Minnesota Vikings owners Zygi Wilf, left, and Mark Wilf address questions during a news conference Tuesday, May 10, 2011 in Arden Hills, Minn., where the Vikings announced a deal with Ramsey County to collaborate on a $1.1 billion retractable-roof football stadium to be built on the site of the old Army ammunitions plant in Arden Hills. (AP Photo/Jim Mone)


In response to the report from Charley Walters of the St. Paul Pioneer Press regarding a Tuesday night meeting between Vikings management and folks from AEG, the company that wants to build a new pro football stadium in downtown L.A., Albert Breer of NFL Network reports that the meeting arose from an interest by the Wilf family in building an entertainment district in the vicinity of the stadium that the team plans to build in Arden Hills.

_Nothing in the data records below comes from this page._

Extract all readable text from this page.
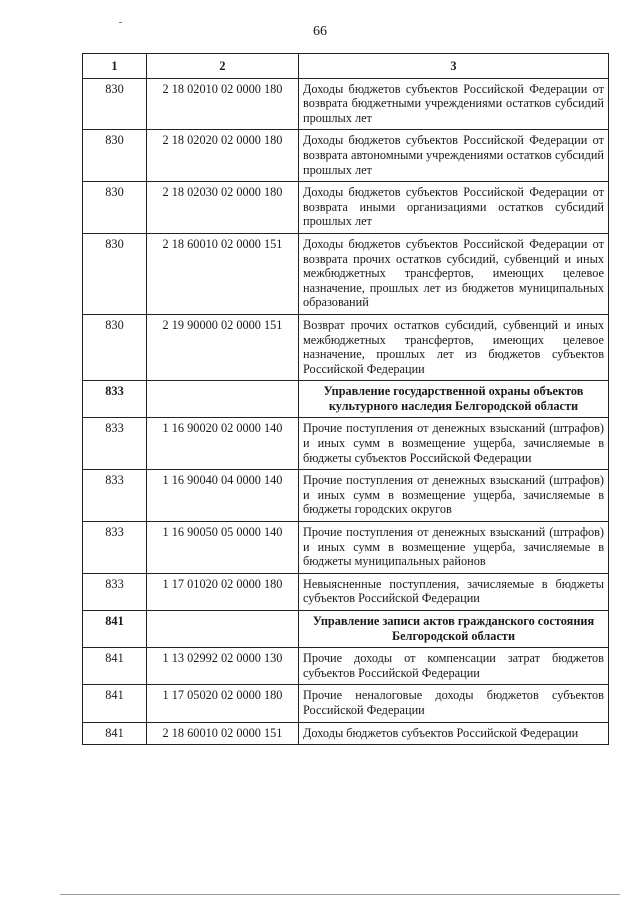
66
1	2	3
830	2 18 02010 02 0000 180	Доходы бюджетов субъектов Российской Федерации от возврата бюджетными учреждениями остатков субсидий прошлых лет
830	2 18 02020 02 0000 180	Доходы бюджетов субъектов Российской Федерации от возврата автономными учреждениями остатков субсидий прошлых лет
830	2 18 02030 02 0000 180	Доходы бюджетов субъектов Российской Федерации от возврата иными организациями остатков субсидий прошлых лет
830	2 18 60010 02 0000 151	Доходы бюджетов субъектов Российской Федерации от возврата прочих остатков субсидий, субвенций и иных межбюджетных трансфертов, имеющих целевое назначение, прошлых лет из бюджетов муниципальных образований
830	2 19 90000 02 0000 151	Возврат прочих остатков субсидий, субвенций и иных межбюджетных трансфертов, имеющих целевое назначение, прошлых лет из бюджетов субъектов Российской Федерации
833		Управление государственной охраны объектов культурного наследия Белгородской области
833	1 16 90020 02 0000 140	Прочие поступления от денежных взысканий (штрафов) и иных сумм в возмещение ущерба, зачисляемые в бюджеты субъектов Российской Федерации
833	1 16 90040 04 0000 140	Прочие поступления от денежных взысканий (штрафов) и иных сумм в возмещение ущерба, зачисляемые в бюджеты городских округов
833	1 16 90050 05 0000 140	Прочие поступления от денежных взысканий (штрафов) и иных сумм в возмещение ущерба, зачисляемые в бюджеты муниципальных районов
833	1 17 01020 02 0000 180	Невыясненные поступления, зачисляемые в бюджеты субъектов Российской Федерации
841		Управление записи актов гражданского состояния Белгородской области
841	1 13 02992 02 0000 130	Прочие доходы от компенсации затрат бюджетов субъектов Российской Федерации
841	1 17 05020 02 0000 180	Прочие неналоговые доходы бюджетов субъектов Российской Федерации
841	2 18 60010 02 0000 151	Доходы бюджетов субъектов Российской Федерации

That’s fine, but let’s not be naive. AEG has an existing entertainment district in L.A., and AEG needs at least one -- and presumably would prefer two -- NFL tenants for the football stadium it wants to build.

And if the Wilfs want advice on how to build an entertainment district in Minnesota, it would be foolish for AEG not to help out. If nothing else, the gesture could give AEG some insight into whether or not the Vikings will potentially be in play for relocation. Then, if it all falls apart in Minnesota, AEG already has the relationship in place, strengthened by the fact that AEG was willing to help the Vikings find a way to make things work.

Put simply, AEG is the guy who desperately wants to date a female friend who currently is in a difficult relationship. Worst-case scenario, he strengthens the friendship. Best case scenario, she moves to L.A. with him.

The fact that the meeting, as reported by Walters, occurred in a manner that allowed it to be noticed likely was no accident. So while the Vikings can plausibly claim that they aren’t doing anything to overtly put the squeeze on Minnesota to get a stadium built, the mere existence of the line of communication should give the powers-that-be in the land of 10,000 lakes a little extra incentive to get their act together, quickly.